Originally Posted by
Mac the Knife
"You could even apply a (fourth redundancy!) reasonableness test on the alpha vane's sensor values by writing more software that applies plain old logical common sense: --> Can that high alpha value, seen all of a sudden, and when the airspeed is good, and when g's aren't being pulled, be a valid value of alpha?"

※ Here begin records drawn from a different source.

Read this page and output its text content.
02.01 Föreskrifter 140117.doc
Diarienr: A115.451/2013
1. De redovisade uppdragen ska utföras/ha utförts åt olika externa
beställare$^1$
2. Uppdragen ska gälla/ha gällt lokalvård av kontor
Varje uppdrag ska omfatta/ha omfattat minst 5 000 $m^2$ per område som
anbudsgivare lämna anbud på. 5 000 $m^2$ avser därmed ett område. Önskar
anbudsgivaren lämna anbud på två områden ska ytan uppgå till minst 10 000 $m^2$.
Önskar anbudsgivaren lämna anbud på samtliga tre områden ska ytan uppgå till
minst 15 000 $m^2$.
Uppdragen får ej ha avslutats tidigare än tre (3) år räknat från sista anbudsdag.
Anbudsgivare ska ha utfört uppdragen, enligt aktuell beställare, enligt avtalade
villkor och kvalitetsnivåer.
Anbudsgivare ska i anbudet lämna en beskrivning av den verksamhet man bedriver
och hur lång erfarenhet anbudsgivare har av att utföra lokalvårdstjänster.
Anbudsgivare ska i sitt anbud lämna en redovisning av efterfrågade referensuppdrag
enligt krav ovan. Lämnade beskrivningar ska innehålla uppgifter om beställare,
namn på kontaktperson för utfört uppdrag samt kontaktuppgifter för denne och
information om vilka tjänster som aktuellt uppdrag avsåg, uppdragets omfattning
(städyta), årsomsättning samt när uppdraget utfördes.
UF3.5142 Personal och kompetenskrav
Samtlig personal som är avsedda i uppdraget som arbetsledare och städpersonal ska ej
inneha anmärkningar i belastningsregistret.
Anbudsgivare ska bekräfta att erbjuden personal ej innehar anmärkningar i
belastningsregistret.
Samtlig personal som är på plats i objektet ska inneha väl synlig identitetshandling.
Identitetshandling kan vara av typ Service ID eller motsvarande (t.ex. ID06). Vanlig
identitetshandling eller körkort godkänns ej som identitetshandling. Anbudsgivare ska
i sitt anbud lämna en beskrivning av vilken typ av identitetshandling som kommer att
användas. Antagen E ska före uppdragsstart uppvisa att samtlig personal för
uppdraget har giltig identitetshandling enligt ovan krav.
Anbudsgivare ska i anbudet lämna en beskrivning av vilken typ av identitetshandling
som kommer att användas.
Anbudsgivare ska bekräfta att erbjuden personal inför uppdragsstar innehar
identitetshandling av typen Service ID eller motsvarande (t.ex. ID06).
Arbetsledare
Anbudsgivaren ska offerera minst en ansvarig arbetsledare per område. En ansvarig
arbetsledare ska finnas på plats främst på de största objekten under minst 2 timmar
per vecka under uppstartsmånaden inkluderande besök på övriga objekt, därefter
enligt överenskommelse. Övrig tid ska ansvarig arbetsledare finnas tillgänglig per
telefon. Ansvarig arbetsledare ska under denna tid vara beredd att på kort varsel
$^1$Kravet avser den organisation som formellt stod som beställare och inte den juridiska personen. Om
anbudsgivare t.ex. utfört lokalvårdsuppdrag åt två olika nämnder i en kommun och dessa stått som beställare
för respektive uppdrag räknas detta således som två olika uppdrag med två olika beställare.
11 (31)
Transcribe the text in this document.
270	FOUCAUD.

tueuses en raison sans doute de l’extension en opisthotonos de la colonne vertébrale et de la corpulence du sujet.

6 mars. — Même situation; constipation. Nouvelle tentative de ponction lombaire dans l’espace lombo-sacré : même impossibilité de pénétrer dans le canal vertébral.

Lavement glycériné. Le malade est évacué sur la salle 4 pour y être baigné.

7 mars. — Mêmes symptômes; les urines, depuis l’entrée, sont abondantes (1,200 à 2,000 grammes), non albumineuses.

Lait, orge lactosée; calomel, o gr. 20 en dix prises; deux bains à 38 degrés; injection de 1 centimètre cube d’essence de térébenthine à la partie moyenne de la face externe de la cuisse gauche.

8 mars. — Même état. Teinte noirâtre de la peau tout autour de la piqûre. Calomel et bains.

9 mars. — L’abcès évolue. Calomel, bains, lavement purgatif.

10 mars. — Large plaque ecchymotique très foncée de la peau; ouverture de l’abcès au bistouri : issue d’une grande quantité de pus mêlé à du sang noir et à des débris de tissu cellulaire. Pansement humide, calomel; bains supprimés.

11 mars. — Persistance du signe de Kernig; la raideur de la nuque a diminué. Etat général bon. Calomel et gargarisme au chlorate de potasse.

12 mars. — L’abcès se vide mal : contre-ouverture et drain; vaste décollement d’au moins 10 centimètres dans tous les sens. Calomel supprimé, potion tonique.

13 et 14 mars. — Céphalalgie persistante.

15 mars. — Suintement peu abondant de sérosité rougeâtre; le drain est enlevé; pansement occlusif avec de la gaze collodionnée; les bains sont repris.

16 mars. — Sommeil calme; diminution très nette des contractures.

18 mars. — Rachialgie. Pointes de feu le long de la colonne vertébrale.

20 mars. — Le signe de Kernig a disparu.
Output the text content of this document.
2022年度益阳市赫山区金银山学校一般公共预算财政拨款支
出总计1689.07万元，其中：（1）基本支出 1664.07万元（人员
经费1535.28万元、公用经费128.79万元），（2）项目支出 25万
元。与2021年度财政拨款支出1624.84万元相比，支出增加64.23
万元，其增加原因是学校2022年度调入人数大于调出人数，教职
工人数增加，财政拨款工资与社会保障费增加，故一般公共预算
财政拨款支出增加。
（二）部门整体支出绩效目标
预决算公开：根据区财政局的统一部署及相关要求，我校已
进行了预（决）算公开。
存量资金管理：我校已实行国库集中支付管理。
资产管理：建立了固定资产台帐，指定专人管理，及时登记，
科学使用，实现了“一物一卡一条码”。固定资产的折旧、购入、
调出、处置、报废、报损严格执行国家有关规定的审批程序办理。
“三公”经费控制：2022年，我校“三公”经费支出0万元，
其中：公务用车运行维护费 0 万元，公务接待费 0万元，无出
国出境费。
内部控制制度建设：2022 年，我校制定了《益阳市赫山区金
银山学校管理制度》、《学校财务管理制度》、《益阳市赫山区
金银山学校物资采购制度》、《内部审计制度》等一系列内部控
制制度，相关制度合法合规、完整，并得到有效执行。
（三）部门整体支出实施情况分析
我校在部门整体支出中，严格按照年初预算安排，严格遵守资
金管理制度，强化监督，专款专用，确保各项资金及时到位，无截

Well, I'm not a pilot but I have written a lot of laboratory/experimental software. Before a chunk of data is allowed into the record, it is compared with the expected value and trend over the last 5 minutes - if it is >(say)5x the expected value it gets discarded as anomalous and an interpolated value substituted. Inputs must be sanity checked before being accepted.
Having said that, writing more and more code can easily introduce race conditions and more corner-case results, so it is far from easy.
Mac
That is basically the idea. Except maybe the "trend" you refer to would be governed by basic kinematic relationships & differential equations used in the short term in the context of an aircraft.
In a real-time dynamic environment of an aircraft, we can apply estimation algorithms to do a better job at detecting which AOA vane is bad. Sanity checks, reasonableness tests, whatever you want to call it, that Artificial Intelligence is only used to find a bad sensor. That way, it would take multiple failures of more than one subsystem instead of just taking one lone AOA vane value to cause an accident.
Certainly to use any algorithm would require healthy air data & inertial boxes, and the sanity check algorithm would need to be disabled if those redundant systems were determined sick. Those all go into the FTA/FMEA mentioned.
In the past, I've seen sanity check algorithms experience resistance from old management. They think "we've never had to do that before" and "we don't know how the FAA would certify the sanity check" and "Don't cost the company extra expense or you're fired." types of arguments. They are very conservative. 'Split Cockpit' design philosophy here extended to nose-down trim authority, which I think crossed a safety line.